We’ve boosted our bird numbers following the arrival of five northern bald ibis to Dudley Zoo.
Three newcomers, also called Hermit ibis or Waldrapp ibis, came from Birdworld in Farnham, Surrey, and the other two from Amersfoort Zoo in The Netherlands.
They’ve joined the other ibis we already have on show at Dudley and have mixed in well.
Senior Bird Keeper Kriss Pearson said: “The northern bald ibis is a critically endangered bird so to strengthen our numbers of them is a very good thing.
“The birds have settled in well together and have got used to their new companions. They can appear plain black in poor light but on brighter days you can see their long and glossy feathers are a beautiful blueish-purple with a metallic green tone.”
Although the plumage is similar, male birds are generally larger than the females and have longer bills. Pairs bond for life following a courtship in which the male displays with his crest and calls to the female.

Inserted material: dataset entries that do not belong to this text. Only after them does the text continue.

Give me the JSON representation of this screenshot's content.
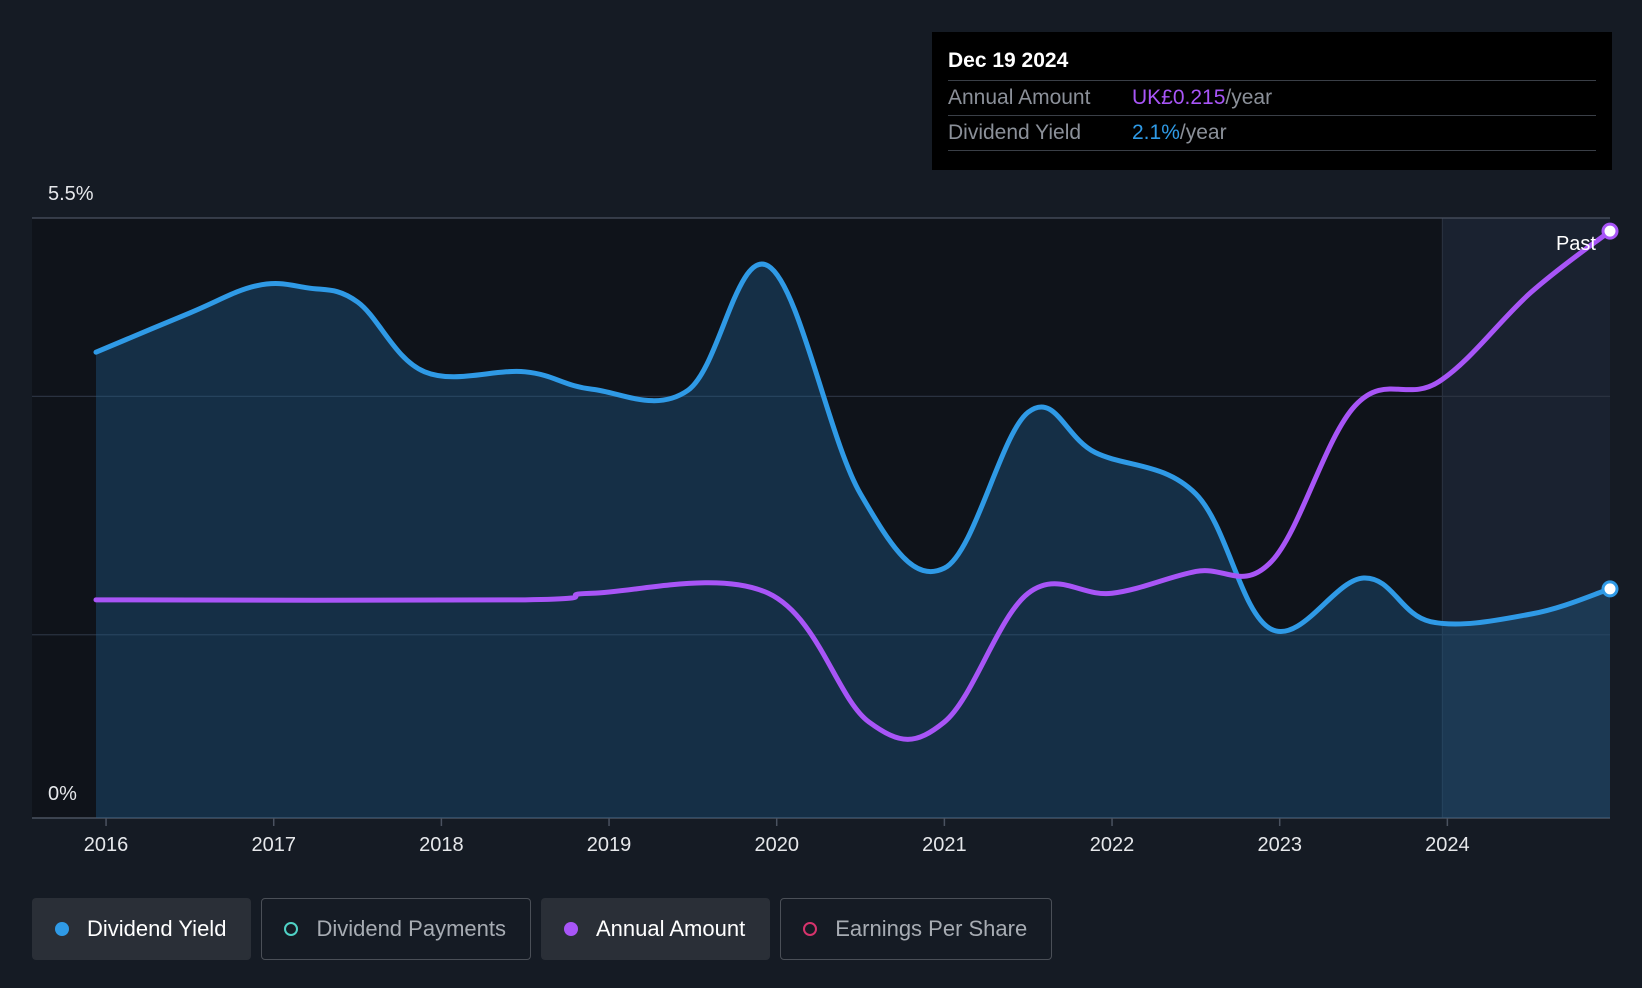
{
  "tooltip": {
    "date": "Dec 19 2024",
    "rows": [
      {
        "label": "Annual Amount",
        "value": "UK£0.215",
        "unit": "/year"
      },
      {
        "label": "Dividend Yield",
        "value": "2.1%",
        "unit": "/year"
      }
    ]
  },
  "past_label": "Past",
  "legend": [
    {
      "label": "Dividend Yield",
      "color": "#2f9ae6",
      "active": true,
      "filled": true
    },
    {
      "label": "Dividend Payments",
      "color": "#4fd1c5",
      "active": false,
      "filled": false
    },
    {
      "label": "Annual Amount",
      "color": "#a855f7",
      "active": true,
      "filled": true
    },
    {
      "label": "Earnings Per Share",
      "color": "#d6336c",
      "active": false,
      "filled": false
    }
  ],
  "chart_data": {
    "type": "line",
    "y_labels": [
      "5.5%",
      "0%"
    ],
    "ylim": [
      0,
      5.5
    ],
    "xlim": [
      2015.94,
      2024.97
    ],
    "x_ticks": [
      "2016",
      "2017",
      "2018",
      "2019",
      "2020",
      "2021",
      "2022",
      "2023",
      "2024"
    ],
    "grid": true,
    "forecast_start": 2023.97,
    "series": [
      {
        "name": "Dividend Yield",
        "color": "#2f9ae6",
        "area": true,
        "points": [
          [
            2015.94,
            4.27
          ],
          [
            2016.5,
            4.63
          ],
          [
            2016.9,
            4.88
          ],
          [
            2017.2,
            4.86
          ],
          [
            2017.5,
            4.73
          ],
          [
            2017.9,
            4.09
          ],
          [
            2018.5,
            4.09
          ],
          [
            2018.9,
            3.93
          ],
          [
            2019.47,
            3.92
          ],
          [
            2019.95,
            5.06
          ],
          [
            2020.5,
            2.97
          ],
          [
            2021.0,
            2.29
          ],
          [
            2021.5,
            3.72
          ],
          [
            2021.9,
            3.35
          ],
          [
            2022.5,
            2.97
          ],
          [
            2022.95,
            1.73
          ],
          [
            2023.5,
            2.2
          ],
          [
            2023.9,
            1.8
          ],
          [
            2024.5,
            1.87
          ],
          [
            2024.97,
            2.1
          ]
        ]
      },
      {
        "name": "Annual Amount",
        "color": "#a855f7",
        "area": false,
        "points": [
          [
            2015.94,
            2.0
          ],
          [
            2018.5,
            2.0
          ],
          [
            2018.9,
            2.06
          ],
          [
            2019.95,
            2.06
          ],
          [
            2020.55,
            0.88
          ],
          [
            2021.0,
            0.88
          ],
          [
            2021.5,
            2.06
          ],
          [
            2022.0,
            2.06
          ],
          [
            2022.5,
            2.26
          ],
          [
            2022.95,
            2.35
          ],
          [
            2023.45,
            3.78
          ],
          [
            2023.95,
            4.0
          ],
          [
            2024.5,
            4.82
          ],
          [
            2024.97,
            5.38
          ]
        ]
      }
    ]
  }
}
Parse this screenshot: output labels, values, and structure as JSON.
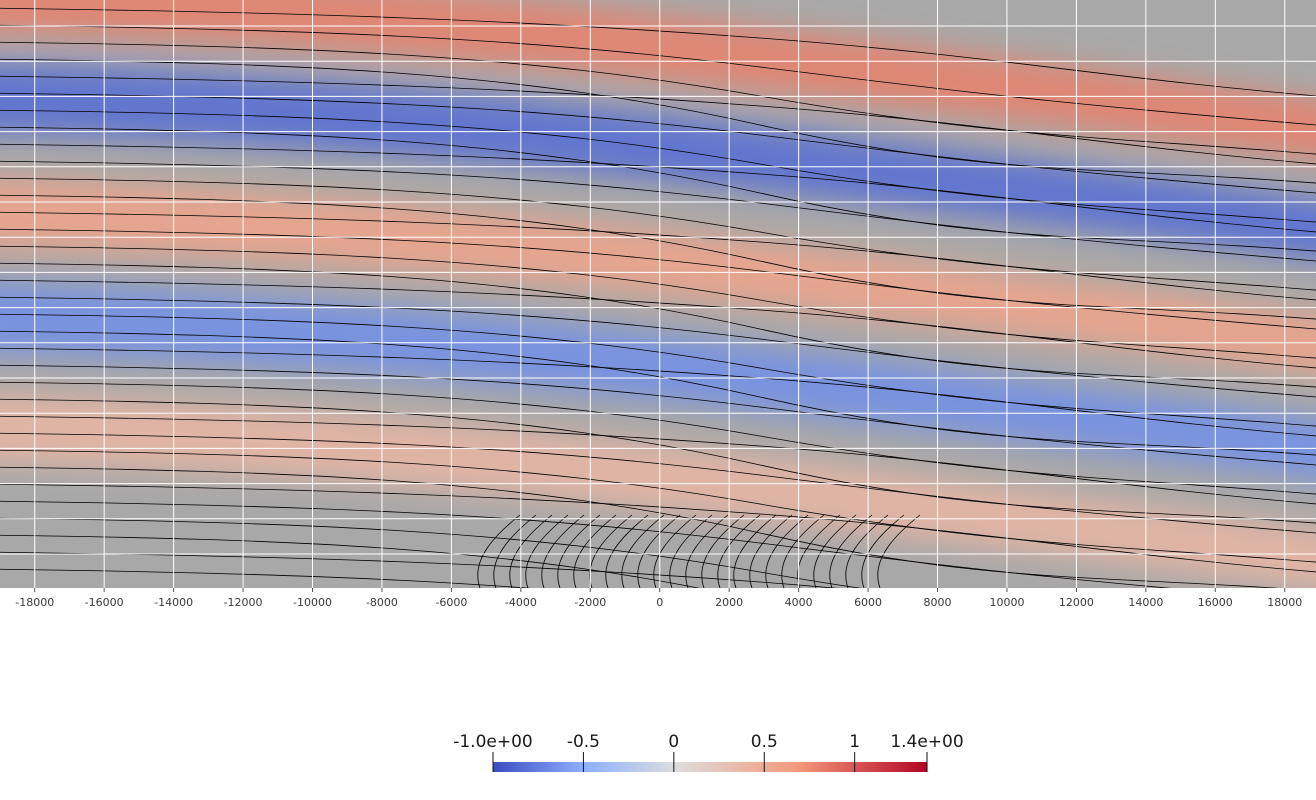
{
  "chart_data": {
    "type": "heatmap",
    "title": "",
    "xlabel": "",
    "ylabel": "",
    "x_ticks": [
      -18000,
      -16000,
      -14000,
      -12000,
      -10000,
      -8000,
      -6000,
      -4000,
      -2000,
      0,
      2000,
      4000,
      6000,
      8000,
      10000,
      12000,
      14000,
      16000,
      18000
    ],
    "x_tick_labels": [
      "-18000",
      "-16000",
      "-14000",
      "-12000",
      "-10000",
      "-8000",
      "-6000",
      "-4000",
      "-2000",
      "0",
      "2000",
      "4000",
      "6000",
      "8000",
      "10000",
      "12000",
      "14000",
      "16000",
      "18000"
    ],
    "x_range": [
      -19000,
      18900
    ],
    "grid": true,
    "contour_lines": true,
    "colormap": "cool to warm",
    "colormap_stops": [
      "#3b4cc0",
      "#8db0fe",
      "#dddddd",
      "#f49a7b",
      "#b40426"
    ],
    "color_range": [
      -1.0,
      1.4
    ],
    "colorbar": {
      "ticks": [
        -1.0,
        -0.5,
        0,
        0.5,
        1,
        1.4
      ],
      "labels": [
        "-1.0e+00",
        "-0.5",
        "0",
        "0.5",
        "1",
        "1.4e+00"
      ],
      "orientation": "horizontal",
      "placement": "bottom-center"
    },
    "field_bands": [
      {
        "value": 0.9,
        "description_slope": "descending to the right"
      },
      {
        "value": -0.8
      },
      {
        "value": 0.7
      },
      {
        "value": -0.6
      },
      {
        "value": 0.55
      }
    ]
  }
}
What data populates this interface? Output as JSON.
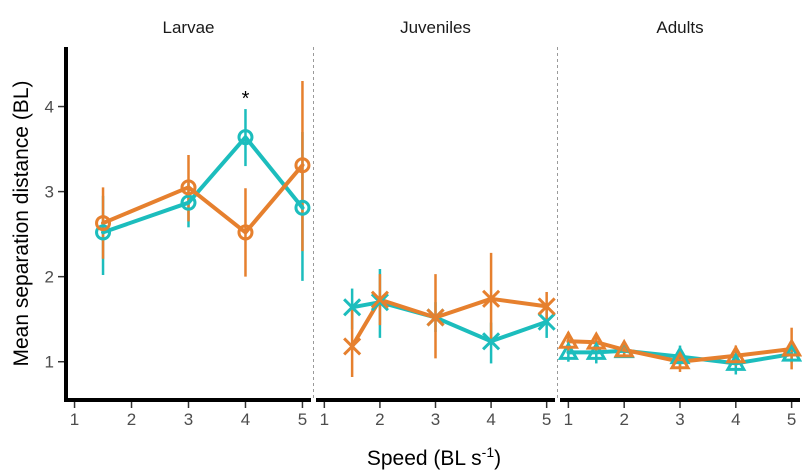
{
  "chart_data": {
    "type": "line",
    "ylabel": "Mean separation distance (BL)",
    "xlabel": {
      "main": "Speed (BL s",
      "sup": "-1",
      "close": ")"
    },
    "ylim": [
      0.55,
      4.7
    ],
    "xlim": [
      0.85,
      5.15
    ],
    "yticks": [
      1,
      2,
      3,
      4
    ],
    "ytick_labels": [
      "1",
      "2",
      "3",
      "4"
    ],
    "xticks": [
      1,
      2,
      3,
      4,
      5
    ],
    "xtick_labels": [
      "1",
      "2",
      "3",
      "4",
      "5"
    ],
    "colors": {
      "teal": "#1cbdbd",
      "orange": "#e6802e",
      "axis": "#000000",
      "divider": "#9a9a9a"
    },
    "panels": [
      {
        "title": "Larvae",
        "marker": "circle",
        "series": [
          {
            "name": "teal",
            "color": "#1cbdbd",
            "x": [
              1.5,
              3,
              4,
              5
            ],
            "y": [
              2.52,
              2.87,
              3.64,
              2.81
            ],
            "lo": [
              2.02,
              2.58,
              3.3,
              1.95
            ],
            "hi": [
              2.95,
              3.1,
              3.97,
              3.7
            ]
          },
          {
            "name": "orange",
            "color": "#e6802e",
            "x": [
              1.5,
              3,
              4,
              5
            ],
            "y": [
              2.63,
              3.05,
              2.52,
              3.31
            ],
            "lo": [
              2.21,
              2.65,
              2.0,
              2.3
            ],
            "hi": [
              3.05,
              3.43,
              3.04,
              4.3
            ]
          }
        ],
        "annotation": {
          "text": "*",
          "x": 4,
          "y": 4.1
        }
      },
      {
        "title": "Juveniles",
        "marker": "x",
        "series": [
          {
            "name": "teal",
            "color": "#1cbdbd",
            "x": [
              1.5,
              2,
              3,
              4,
              5
            ],
            "y": [
              1.64,
              1.7,
              1.52,
              1.24,
              1.47
            ],
            "lo": [
              1.38,
              1.28,
              1.35,
              0.98,
              1.28
            ],
            "hi": [
              1.86,
              2.09,
              1.7,
              1.46,
              1.66
            ]
          },
          {
            "name": "orange",
            "color": "#e6802e",
            "x": [
              1.5,
              2,
              3,
              4,
              5
            ],
            "y": [
              1.18,
              1.73,
              1.52,
              1.74,
              1.65
            ],
            "lo": [
              0.82,
              1.43,
              1.04,
              1.25,
              1.47
            ],
            "hi": [
              1.62,
              2.03,
              2.03,
              2.28,
              1.82
            ]
          }
        ]
      },
      {
        "title": "Adults",
        "marker": "triangle",
        "series": [
          {
            "name": "teal",
            "color": "#1cbdbd",
            "x": [
              1,
              1.5,
              2,
              3,
              4,
              5
            ],
            "y": [
              1.11,
              1.11,
              1.13,
              1.06,
              0.98,
              1.09
            ],
            "lo": [
              1.0,
              0.98,
              1.05,
              0.93,
              0.85,
              0.99
            ],
            "hi": [
              1.21,
              1.24,
              1.21,
              1.19,
              1.11,
              1.19
            ]
          },
          {
            "name": "orange",
            "color": "#e6802e",
            "x": [
              1,
              1.5,
              2,
              3,
              4,
              5
            ],
            "y": [
              1.24,
              1.23,
              1.14,
              1.0,
              1.07,
              1.15
            ],
            "lo": [
              1.13,
              1.13,
              1.06,
              0.88,
              0.95,
              0.91
            ],
            "hi": [
              1.35,
              1.33,
              1.22,
              1.12,
              1.19,
              1.4
            ]
          }
        ]
      }
    ]
  }
}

There is a captive population of some 850 plus birds in European zoos in a managed breeding programme and this population is being used to provide young ibis for reintroduction to the wild. Wild populations also receive high levels of monitoring and protection.
Did you know…
- The oldest ever recorded zoo ibis was a 37-year-old male
- The northern bald ibis differs from other ibis species as it does not wade
- Northern bald ibis were revered in Egypt and their image appears in hieroglyphics and tomb art. The Egyptians called them crested ibis or crested akhbirds.